How to protect data from cyber criminals

Given the affinity of cyber crooks to corporate information, securing corporate information should be on the minds of the management of all organisations.

Failure to protect your digital assets is akin to leaving the door to you house open and the safe full of valuables unsecured.

Businesses are often the target of technology-orchestrated crime, or cybersecurity, because many people naively think that they not prone to attack.

They therefore postpone putting into place measures that would insulate their digital information. Are you one of them?

The internet is a playground for both good and bad boys.

As more people become digital citizens, so are the online tricksters devising attack-tools.

Why then should anyone take a laissez-faire approach to digital security?

Here is a quick checklist of easily implementable measures to keep your corporate data hard for criminals to crack.

First, protect against viruses, spyware, and other malicious code.

Make sure each of your business’s computers are equipped with antivirus software and antispyware, and update regularly.

Make sure that your computer automatically updates the software any time an upgrade is available.

Second, if you have a Wi-Fi network, make sure it is secure and hidden.

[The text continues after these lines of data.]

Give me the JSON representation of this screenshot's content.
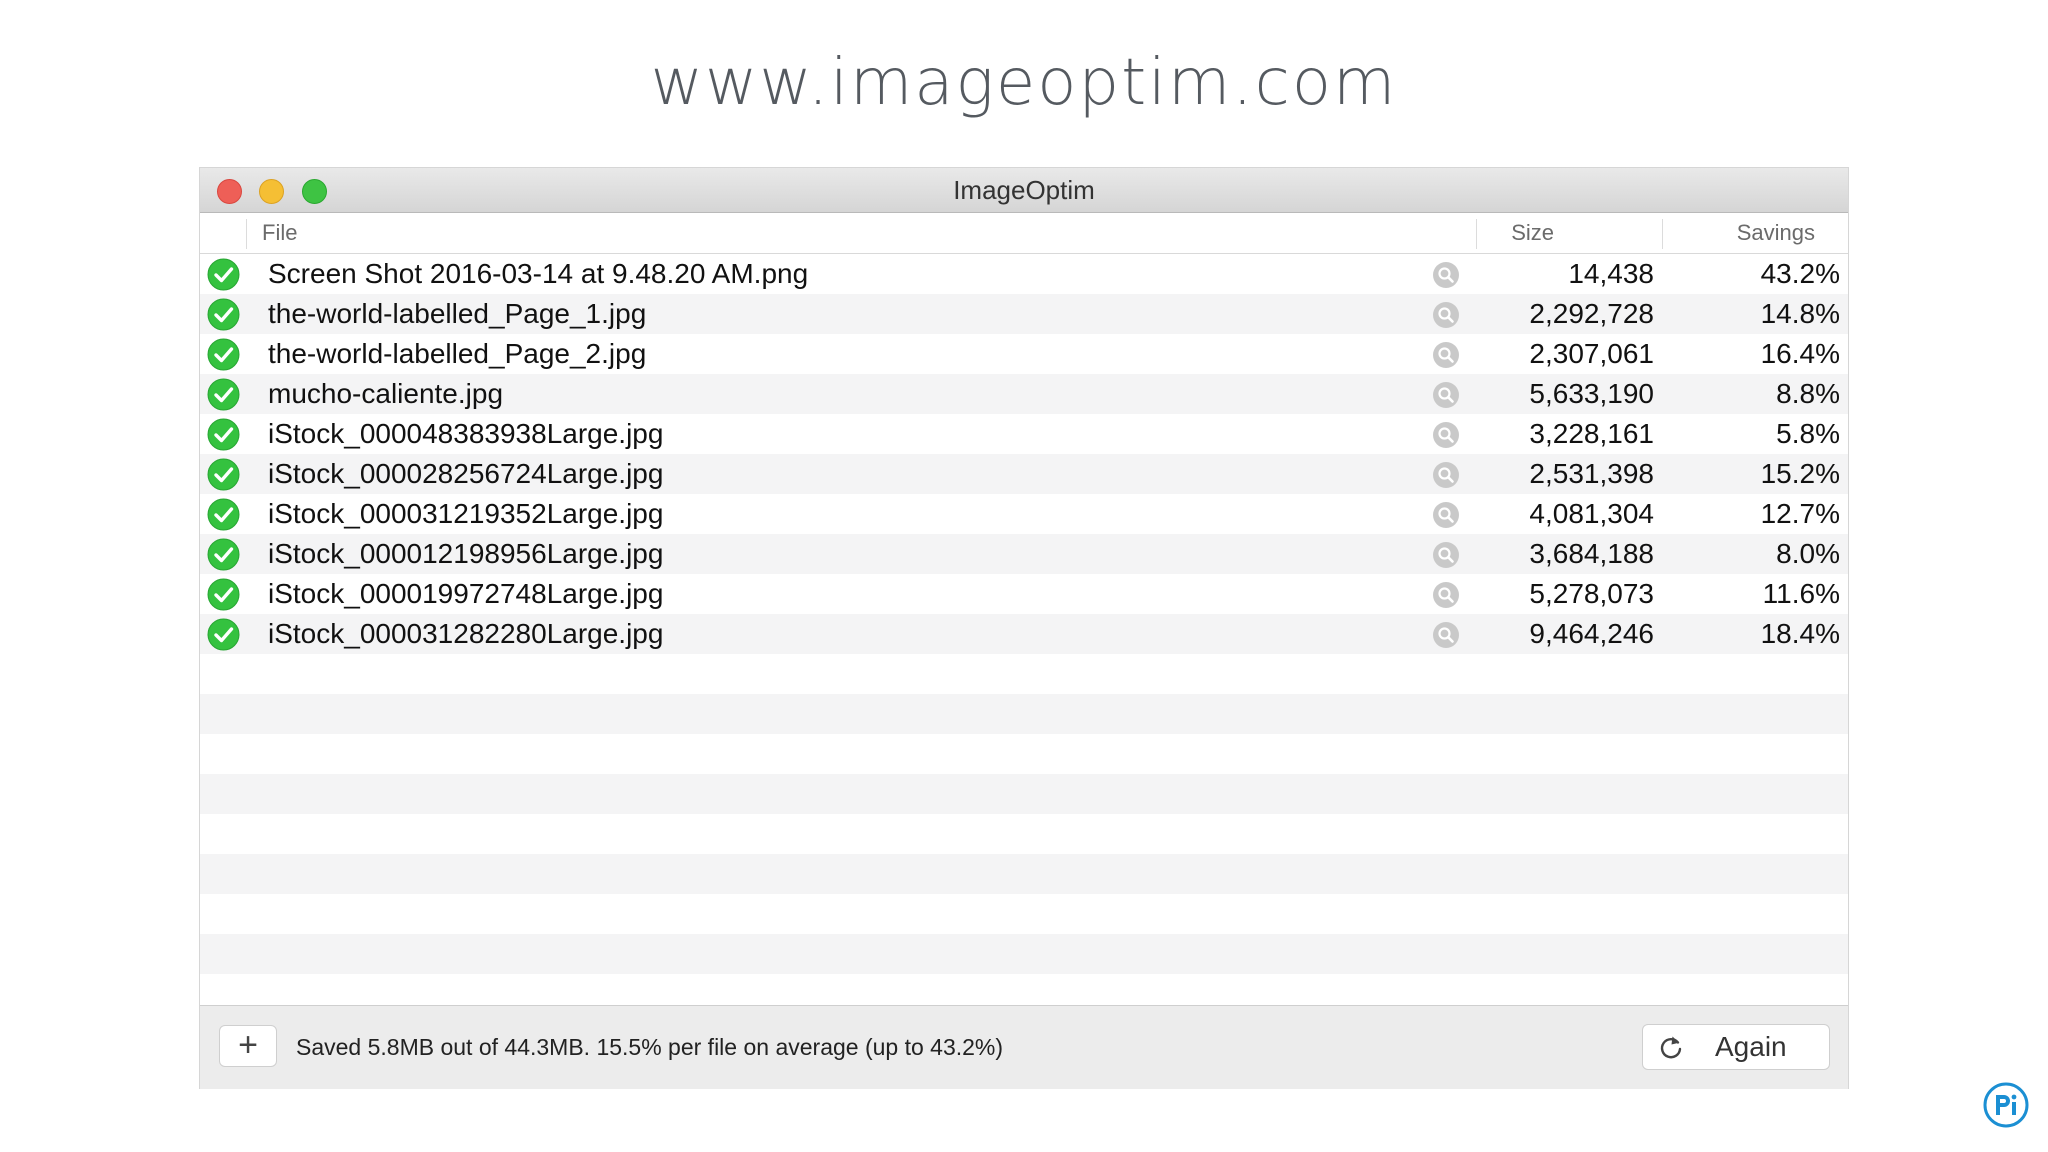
{
  "site": {
    "url": "www.imageoptim.com"
  },
  "window": {
    "title": "ImageOptim"
  },
  "columns": {
    "file": "File",
    "size": "Size",
    "savings": "Savings"
  },
  "files": [
    {
      "name": "Screen Shot 2016-03-14 at 9.48.20 AM.png",
      "size": "14,438",
      "savings": "43.2%"
    },
    {
      "name": "the-world-labelled_Page_1.jpg",
      "size": "2,292,728",
      "savings": "14.8%"
    },
    {
      "name": "the-world-labelled_Page_2.jpg",
      "size": "2,307,061",
      "savings": "16.4%"
    },
    {
      "name": "mucho-caliente.jpg",
      "size": "5,633,190",
      "savings": "8.8%"
    },
    {
      "name": "iStock_000048383938Large.jpg",
      "size": "3,228,161",
      "savings": "5.8%"
    },
    {
      "name": "iStock_000028256724Large.jpg",
      "size": "2,531,398",
      "savings": "15.2%"
    },
    {
      "name": "iStock_000031219352Large.jpg",
      "size": "4,081,304",
      "savings": "12.7%"
    },
    {
      "name": "iStock_000012198956Large.jpg",
      "size": "3,684,188",
      "savings": "8.0%"
    },
    {
      "name": "iStock_000019972748Large.jpg",
      "size": "5,278,073",
      "savings": "11.6%"
    },
    {
      "name": "iStock_000031282280Large.jpg",
      "size": "9,464,246",
      "savings": "18.4%"
    }
  ],
  "status": {
    "text": "Saved 5.8MB out of 44.3MB. 15.5% per file on average (up to 43.2%)",
    "add_symbol": "+",
    "again_label": "Again"
  },
  "icons": {
    "row_status": "checkmark-circle-icon",
    "row_action": "magnifier-icon",
    "again": "refresh-icon",
    "corner": "pi-logo"
  },
  "colors": {
    "check_green": "#34c23f",
    "close": "#ee5f57",
    "minimize": "#f5bf34",
    "zoom": "#3ec343",
    "corner_logo": "#1b8fd3"
  }
}
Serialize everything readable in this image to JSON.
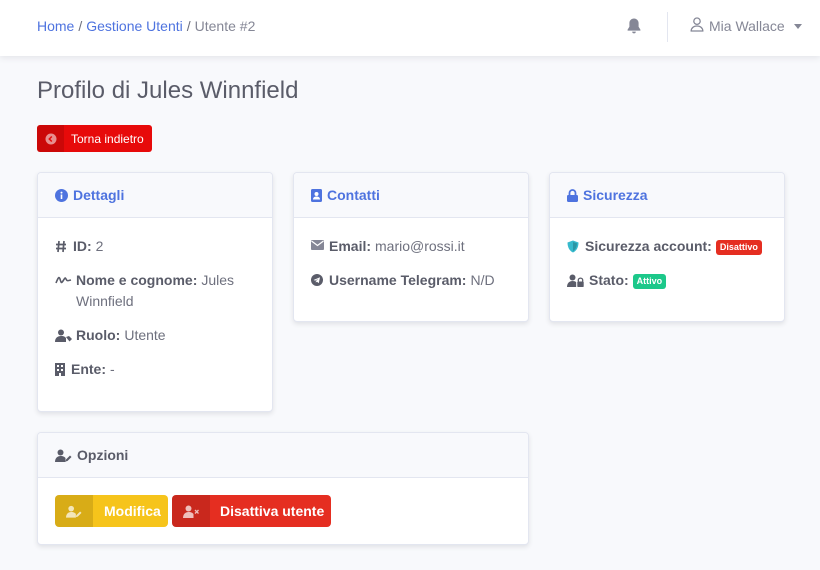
{
  "breadcrumb": {
    "home": "Home",
    "users": "Gestione Utenti",
    "current": "Utente #2",
    "sep": "/"
  },
  "user_menu": {
    "name": "Mia Wallace"
  },
  "page": {
    "title": "Profilo di Jules Winnfield",
    "back_label": "Torna indietro"
  },
  "details": {
    "title": "Dettagli",
    "id_label": "ID:",
    "id_value": "2",
    "name_label": "Nome e cognome:",
    "name_value": "Jules Winnfield",
    "role_label": "Ruolo:",
    "role_value": "Utente",
    "ente_label": "Ente:",
    "ente_value": "-"
  },
  "contacts": {
    "title": "Contatti",
    "email_label": "Email:",
    "email_value": "mario@rossi.it",
    "telegram_label": "Username Telegram:",
    "telegram_value": "N/D"
  },
  "security": {
    "title": "Sicurezza",
    "account_label": "Sicurezza account:",
    "account_badge": "Disattivo",
    "state_label": "Stato:",
    "state_badge": "Attivo"
  },
  "options": {
    "title": "Opzioni",
    "edit_label": "Modifica",
    "disable_label": "Disattiva utente"
  },
  "colors": {
    "primary": "#4e73df",
    "danger": "#e52e21",
    "warning": "#f6c41b",
    "success": "#1cc88a",
    "info": "#36b9cc"
  },
  "icons": [
    "bell-icon",
    "user-icon",
    "arrow-left-circle-icon",
    "info-circle-icon",
    "address-card-icon",
    "lock-icon",
    "hashtag-icon",
    "signature-icon",
    "user-tag-icon",
    "building-icon",
    "envelope-icon",
    "telegram-icon",
    "shield-icon",
    "user-lock-icon",
    "user-edit-icon",
    "user-times-icon"
  ]
}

To hide your Wi-Fi network, set up your wireless access point or router so it does not broadcast the network name, known as the service set identifier (SSID). Password-protect access to the router.

Third, establish security practices and policies to protect sensitive information — policies on how employees should handle and protect personally identifiable information and other sensitive data.

Outline the consequences of violating your business’s cybersecurity policies.

Fourth, educate employees on cyber threats and hold them accountable.

Educate them on online threats and how to protect your business data.

Employees should be educated on how to post online in a way that does not reveal trade secrets or competing businesses.

Fifth, require employees to use strong passwords and to change them often.

Consider implementing multifactor authentication that requires additional information beyond a password to gain entry.

Sixth, make backup copies of important business data. Regularly backup the data on all computers.

Backup data automatically if possible, or at least weekly, and store the copies either offsite or on the cloud.

Seven, control physical access to computers and network components. Prevent access or use of business computers by unauthorised individuals.

Laptops can be easy targets for theft. Lock them up when unattended.

Make sure a separate user account is created for each employee and require strong passwords.

Administrative privileges should only be given to trusted IT staff and key personnel.

Eight, create a mobile device action plan. Mobile devices can create significant security and management challenges, especially if they hold confidential information or can access the corporate network.

Require users to password-protect their devices, encrypt their data, and install security apps.

Nine, establish physical security rules. Monitor and control who is entering your workplace.

Report broken doors, windows, and locks to your organisation’s or building’s security personnel as soon as possible.

Finally, employees should not shred or destroy documents that contain sensitive information.